Shader Optimization Part 1

    The process of shader optimization can seem like trial and error... in fact, that's how it is most of the time.
    Most of the time shader optimizations could be boiled down to educated guesses because each time a shader gets compiled, the GPU driver of that specific hardware is what converts your code into actual machine code, therefore, the machine code generated will be different for each GPU and the driver itself might perform some optimizations on top of your's which won't be available on another GPU, thereby making it difficult to have a standard way of writing optimal shader code.

    So the best way to know for sure is to actually test it on the hardware you are targeting.
    With that said, Here are some universal best ways of getting your shader to perform better.😅
  1. Do Calculations On Vertex Shader

    The most commonly used case for this is lighting, an example would be Gouraud lighting, where lighting calculations are done per vertex but at the loss of quality.
    gouraud shading
    Some calculations need not be done per fragment and still retain the desired quality such as UV co-ordinate modifications and world space/local space calculations.

    A good example would be rotating the UV coordinates of the skybox texture which will, in turn, pass the modified UV coordinates to the fragment shader which will render the rotated skybox.
    Even fog can be approximated per vertex and still get good results.
  2. Store Complex Functions In Texture

    A good example of this is when you need noise to achieve an effect, Most of the time sampling from a noise texture is more performant than calculating per it fragment/vertex.
    perlin noise
    Another example would be ambient occlusion, Baked in ambient occlusion basically comes for free as it can be considered as a part of the albedo/diffuse texture itself.
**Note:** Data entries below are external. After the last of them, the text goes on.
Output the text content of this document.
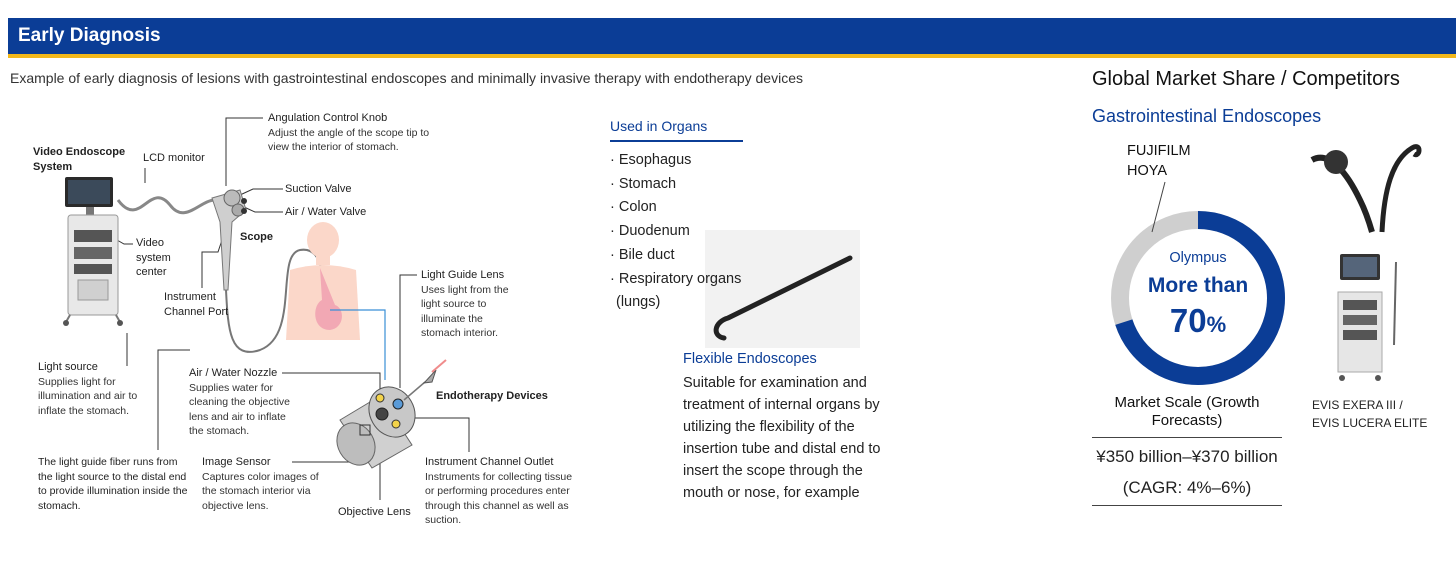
Early Diagnosis
Example of early diagnosis of lesions with gastrointestinal endoscopes and minimally invasive therapy with endotherapy devices
Video Endoscope System
LCD monitor
Angulation Control Knob
Adjust the angle of the scope tip to view the interior of stomach.
Suction Valve
Air / Water Valve
Scope
Video system center
Instrument Channel Port
Light Guide Lens
Uses light from the light source to illuminate the stomach interior.
Light source
Supplies light for illumination and air to inflate the stomach.
Air / Water Nozzle
Supplies water for cleaning the objective lens and air to inflate the stomach.
Endotherapy Devices
The light guide fiber runs from the light source to the distal end to provide illumination inside the stomach.
Image Sensor
Captures color images of the stomach interior via objective lens.
Objective Lens
Instrument Channel Outlet
Instruments for collecting tissue or performing procedures enter through this channel as well as suction.
Used in Organs
· Esophagus
· Stomach
· Colon
· Duodenum
· Bile duct
· Respiratory organs
(lungs)
Flexible Endoscopes
Suitable for examination and treatment of internal organs by utilizing the flexibility of the insertion tube and distal end to insert the scope through the mouth or nose, for example
Global Market Share / Competitors
Gastrointestinal Endoscopes
FUJIFILM
HOYA
Olympus
More than
70%
Market Scale (Growth Forecasts)
¥350 billion–¥370 billion
(CAGR: 4%–6%)
EVIS EXERA III /
EVIS LUCERA ELITE
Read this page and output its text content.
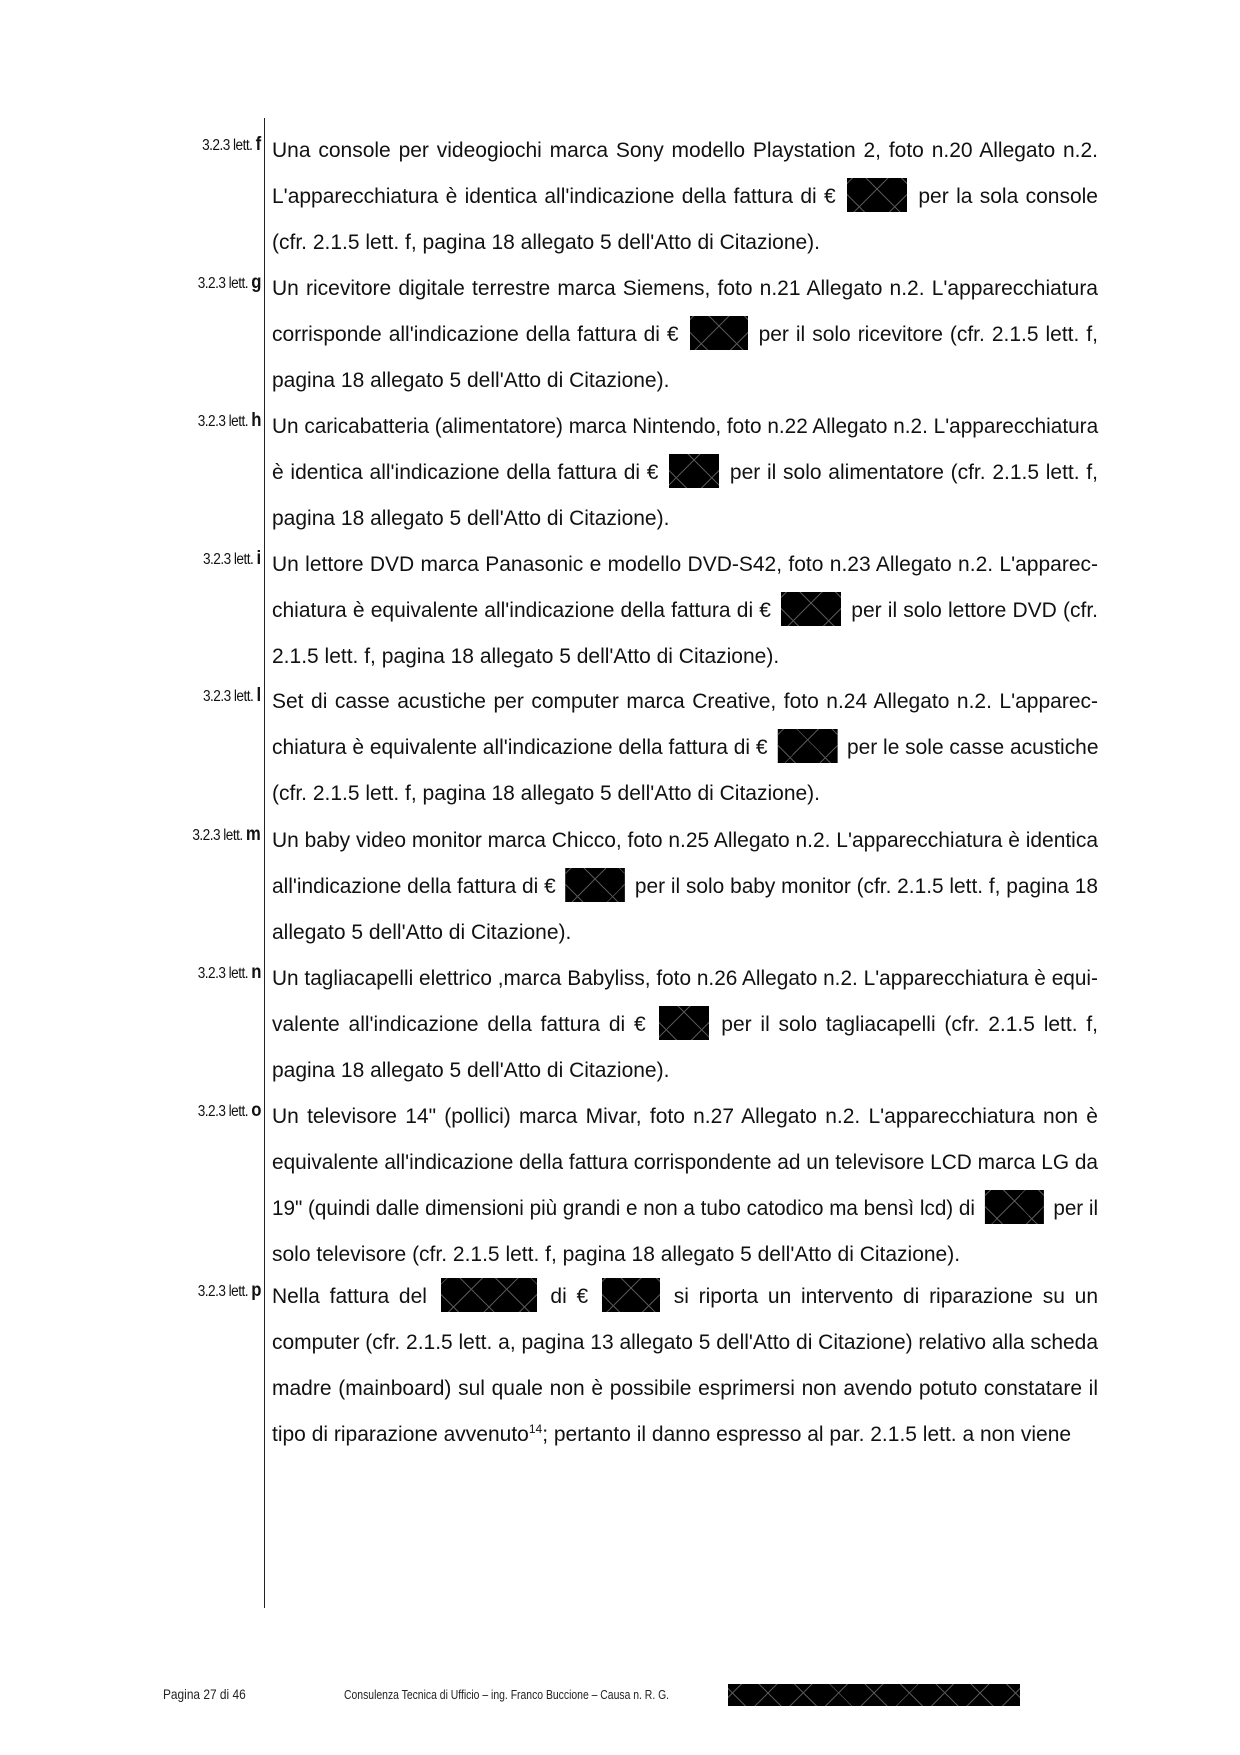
3.2.3 lett. f Una console per videogiochi marca Sony modello Playstation 2, foto n.20 Allegato n.2.
L'apparecchiatura è identica all'indicazione della fattura di €	per la sola console
(cfr. 2.1.5 lett. f, pagina 18 allegato 5 dell'Atto di Citazione).
3.2.3 lett. g Un ricevitore digitale terrestre marca Siemens, foto n.21 Allegato n.2. L'apparecchiatura
corrisponde all'indicazione della fattura di €	per il solo ricevitore (cfr. 2.1.5 lett. f,
pagina 18 allegato 5 dell'Atto di Citazione).
3.2.3 lett. h Un caricabatteria (alimentatore) marca Nintendo, foto n.22 Allegato n.2. L'apparecchiatura
è identica all'indicazione della fattura di €	per il solo alimentatore (cfr. 2.1.5 lett. f,
pagina 18 allegato 5 dell'Atto di Citazione).
3.2.3 lett. i Un lettore DVD marca Panasonic e modello DVD-S42, foto n.23 Allegato n.2. L'apparec-
chiatura è equivalente all'indicazione della fattura di €	per il solo lettore DVD (cfr.
2.1.5 lett. f, pagina 18 allegato 5 dell'Atto di Citazione).
3.2.3 lett. l Set di casse acustiche per computer marca Creative, foto n.24 Allegato n.2. L'apparec-
chiatura è equivalente all'indicazione della fattura di €	per le sole casse acustiche
(cfr. 2.1.5 lett. f, pagina 18 allegato 5 dell'Atto di Citazione).
3.2.3 lett. m Un baby video monitor marca Chicco, foto n.25 Allegato n.2. L'apparecchiatura è identica
all'indicazione della fattura di €	per il solo baby monitor (cfr. 2.1.5 lett. f, pagina 18
allegato 5 dell'Atto di Citazione).
3.2.3 lett. n Un tagliacapelli elettrico ,marca Babyliss, foto n.26 Allegato n.2. L'apparecchiatura è equi-
valente all'indicazione della fattura di €	per il solo tagliacapelli (cfr. 2.1.5 lett. f,
pagina 18 allegato 5 dell'Atto di Citazione).
3.2.3 lett. o Un televisore 14" (pollici) marca Mivar, foto n.27 Allegato n.2. L'apparecchiatura non è
equivalente all'indicazione della fattura corrispondente ad un televisore LCD marca LG da
19" (quindi dalle dimensioni più grandi e non a tubo catodico ma bensì lcd) di	per il
solo televisore (cfr. 2.1.5 lett. f, pagina 18 allegato 5 dell'Atto di Citazione).
3.2.3 lett. p Nella fattura del	di €	si riporta un intervento di riparazione su un
computer (cfr. 2.1.5 lett. a, pagina 13 allegato 5 dell'Atto di Citazione) relativo alla scheda
madre (mainboard) sul quale non è possibile esprimersi non avendo potuto constatare il
tipo di riparazione avvenuto$^{14}$; pertanto il danno espresso al par. 2.1.5 lett. a non viene
Pagina 27 di 46	Consulenza Tecnica di Ufficio – ing. Franco Buccione – Causa n. R. G.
    Ambient occlusion solutions like SSAO should only be opted to be used in cases where the game visuals require better visual interaction of objects with surrounding geometry.
  3.   Avoid Non-Constant Math

    Never re-calculate something everytime the shader is called either use uniforms or declare constants within the shader itself.
    There are main 3 ways of achieving less non-constant code.
    1. declare a variable with a constant value.
      Example of doing it correctly:

      float x = 22.0/7.0;
      float y = 3.5 * sin(3.14);
      Example of doing it wrong:

      float x = 22.0;
      x = x/7.0;
      float y = sin(3.14);
      y *= 3.5;
    2.  Using #defines to declare universal constants like PI and it's variants like TWO_PI, HALF_PI etc.
      These can be defined anywhere in the CG PROGRAM. It is best to declare all #defines on top.

      #define PI 3.14159
      #define HALF_PI 1.57079
      #define TWO_PI
    3.  Use regular const statements perform the same function as #defines but these const statements can only be declared within the vertex/fragment shader.

      const float PI = 3.14159
  4. Use Lowest Precision Possible( applies mainly to mobile )
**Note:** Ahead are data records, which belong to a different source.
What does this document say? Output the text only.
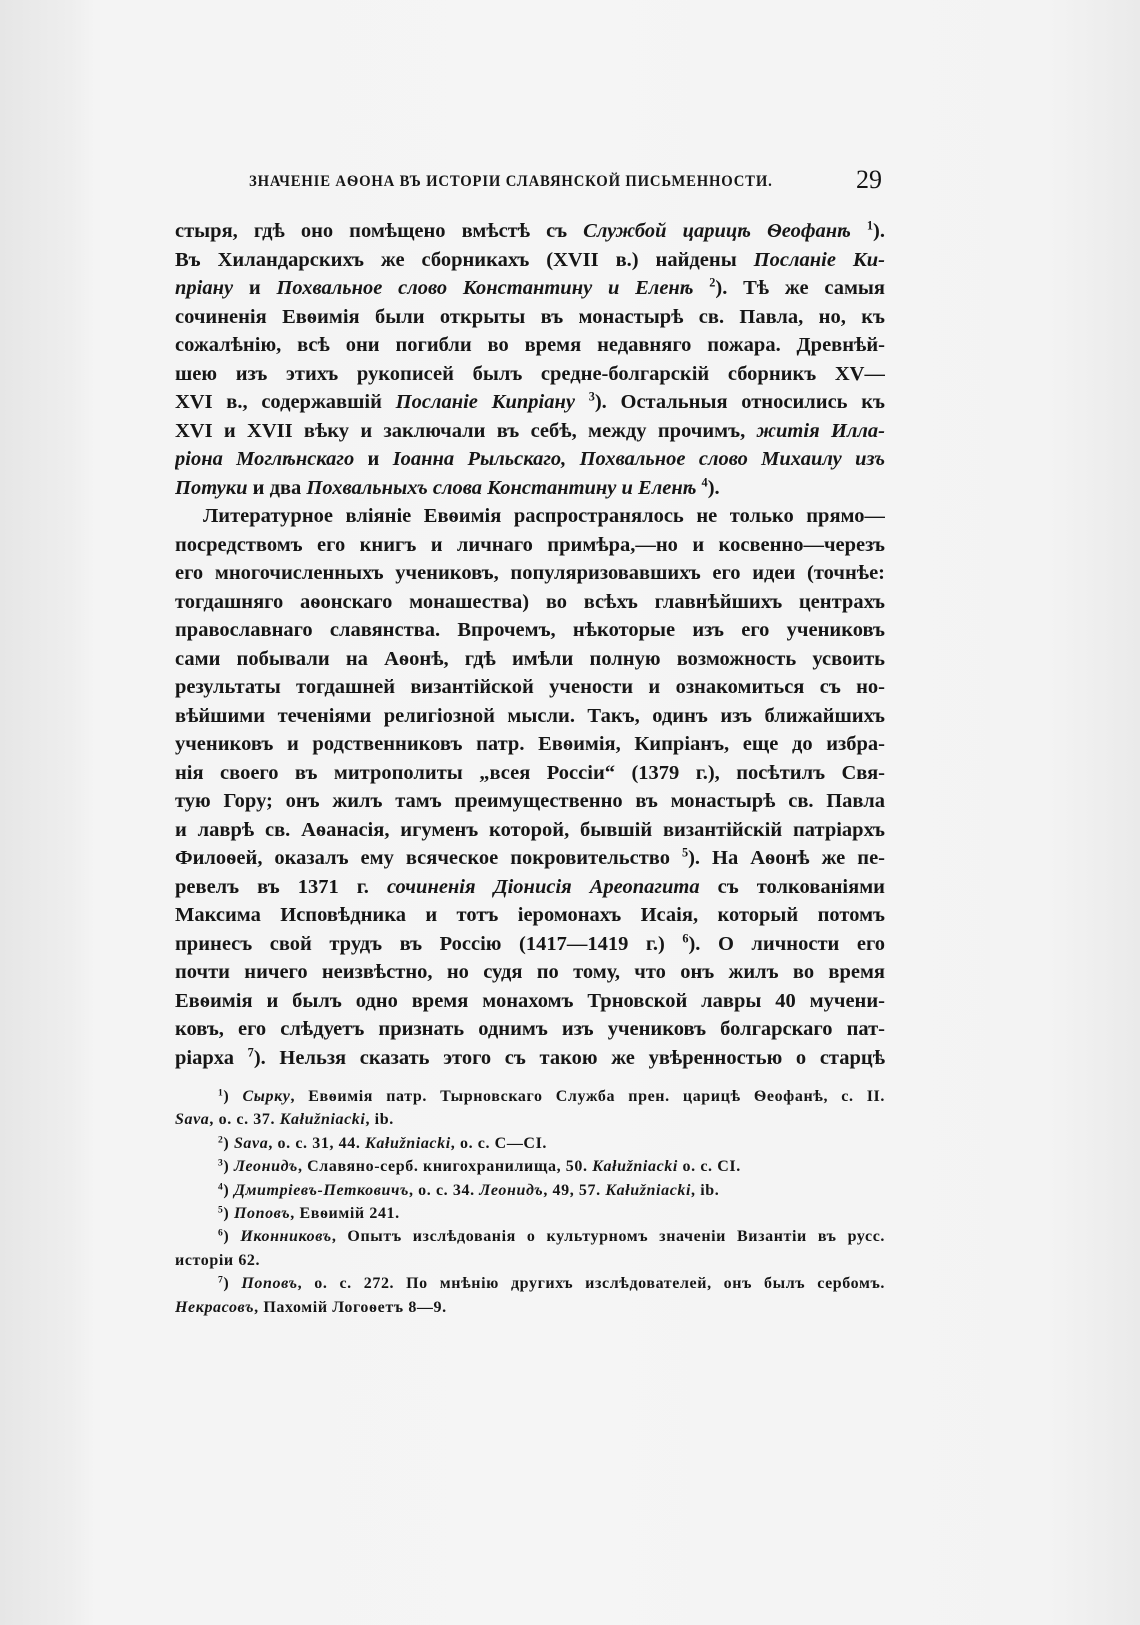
ЗНАЧЕНІЕ АѲОНА ВЪ ИСТОРІИ СЛАВЯНСКОЙ ПИСЬМЕННОСТИ.	29
стыря, гдѣ оно помѣщено вмѣстѣ съ Службой царицѣ Ѳеофанѣ $^1$).
Въ Хиландарскихъ же сборникахъ (XVII в.) найдены Посланіе Ки-
пріану и Похвальное слово Константину и Еленѣ $^2$). Тѣ же самыя
сочиненія Евѳимія были открыты въ монастырѣ св. Павла, но, къ
сожалѣнію, всѣ они погибли во время недавняго пожара. Древнѣй-
шею изъ этихъ рукописей былъ средне-болгарскій сборникъ XV—
XVI в., содержавшій Посланіе Кипріану $^3$). Остальныя относились къ
XVI и XVII вѣку и заключали въ себѣ, между прочимъ, житія Илла-
ріона Моглѣнскаго и Іоанна Рыльскаго, Похвальное слово Михаилу изъ
Потуки и два Похвальныхъ слова Константину и Еленѣ $^4$).
Литературное вліяніе Евѳимія распространялось не только прямо—
посредствомъ его книгъ и личнаго примѣра,—но и косвенно—черезъ
его многочисленныхъ учениковъ, популяризовавшихъ его идеи (точнѣе:
тогдашняго аѳонскаго монашества) во всѣхъ главнѣйшихъ центрахъ
православнаго славянства. Впрочемъ, нѣкоторые изъ его учениковъ
сами побывали на Аѳонѣ, гдѣ имѣли полную возможность усвоить
результаты тогдашней византійской учености и ознакомиться съ но-
вѣйшими теченіями религіозной мысли. Такъ, одинъ изъ ближайшихъ
учениковъ и родственниковъ патр. Евѳимія, Кипріанъ, еще до избра-
нія своего въ митрополиты „всея Россіи“ (1379 г.), посѣтилъ Свя-
тую Гору; онъ жилъ тамъ преимущественно въ монастырѣ св. Павла
и лаврѣ св. Аѳанасія, игуменъ которой, бывшій византійскій патріархъ
Филоѳей, оказалъ ему всяческое покровительство $^5$). На Аѳонѣ же пе-
ревелъ въ 1371 г. сочиненія Діонисія Ареопагита съ толкованіями
Максима Исповѣдника и тотъ іеромонахъ Исаія, который потомъ
принесъ свой трудъ въ Россію (1417—1419 г.) $^6$). О личности его
почти ничего неизвѣстно, но судя по тому, что онъ жилъ во время
Евѳимія и былъ одно время монахомъ Трновской лавры 40 мучени-
ковъ, его слѣдуетъ признать однимъ изъ учениковъ болгарскаго пат-
ріарха $^7$). Нельзя сказать этого съ такою же увѣренностью о старцѣ
$^1$) Сырку, Евѳимія патр. Тырновскаго Служба прен. царицѣ Ѳеофанѣ, с. II.
Sava, o. c. 37. Kałužniacki, ib.
$^2$) Sava, o. c. 31, 44. Kałužniacki, o. c. C—CI.
$^3$) Леонидъ, Славяно-серб. книгохранилища, 50. Kałužniacki o. c. CI.
$^4$) Дмитріевъ-Петковичъ, o. c. 34. Леонидъ, 49, 57. Kałužniacki, ib.
$^5$) Поповъ, Евѳимій 241.
$^6$) Иконниковъ, Опытъ изслѣдованія о культурномъ значеніи Византіи въ русс.
исторіи 62.
$^7$) Поповъ, o. c. 272. По мнѣнію другихъ изслѣдователей, онъ былъ сербомъ.
Некрасовъ, Пахомій Логоѳетъ 8—9.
    On PCs and on most consoles all the precision will be maintained at highest precision but on mobiles, the other lower precision types will be considered as well.
    There are 3 levels of precision: float, half & fixed.
    • Where float is 32-bit value usually used for positions, UV coordinates and in general large values.
    • -60,000 to +60,000 with 3 digits of decimal precision.
      useful for accessing image data in HDR range, UV coordinates as well general floating point operations that don't exceed its range.
    • fixed has a value range between -2.0 to +2.0 mostly used when dealing with colors, not in HDR range.
  5. Multiply Scalar Values Before Vector Values

    Multiplying scalar values with each other is a simple and fast operation but if a scalar is multiplied with a vector then each value in the vector has to be multiplied with the scalar.
    So multiply all the scalars first then multiply the result with the vectors involved thereby reducing the number of instructions needed to be executed.
    Example of doing it correctly:

    float height = 2.45;
    float width = 1.22;
    float3 world = float3(1, 3, 5);
    float3 pos = (height * width) * world;
    Example of doing it wrong:

    float height = 2.45;
    float width = 1.22;
    float3 world = float3(1, 3, 5);
    float3 pos = height * (width * world);
  6. Avoid Branching Based On Dynamically Set Values

    Branching code usually the main culprit when it comes to slow shader performance.
    However branching only causes slow down if the condition being checked is local and is subject to change with each vertex/fragment, This is due to how GPUs perform calculations.

    Uniforms and Constants, however, do not cause slowdowns because they do not change based on vertex/fragment.
    There are various techniques that can be used to prevent branching even if the values are dynamic which we will go over in Part 2 (Will Be Released Soon).
  7. Uber Shaders

    These are shaders which are a combination of 2 or more logically separate effects.
    The most straight-forward use case Uber shaders are for image effects where layer upon layer of various image effects can be dealt with by using just one that achieves the same effect.
    An example would be separate image-effects such as blurring, tone mapping & fisheye effect.
    When all these shaders are combined into just a single one it becomes way more efficient because of no need for multiple passes.

    Uber shaders tend to be quite bulky as they account for a range of use-cases and therefore usually have a lot of conditional compilation statements thereby in-turn creating multiple shader variants which can lead to longer loading times and compilation times.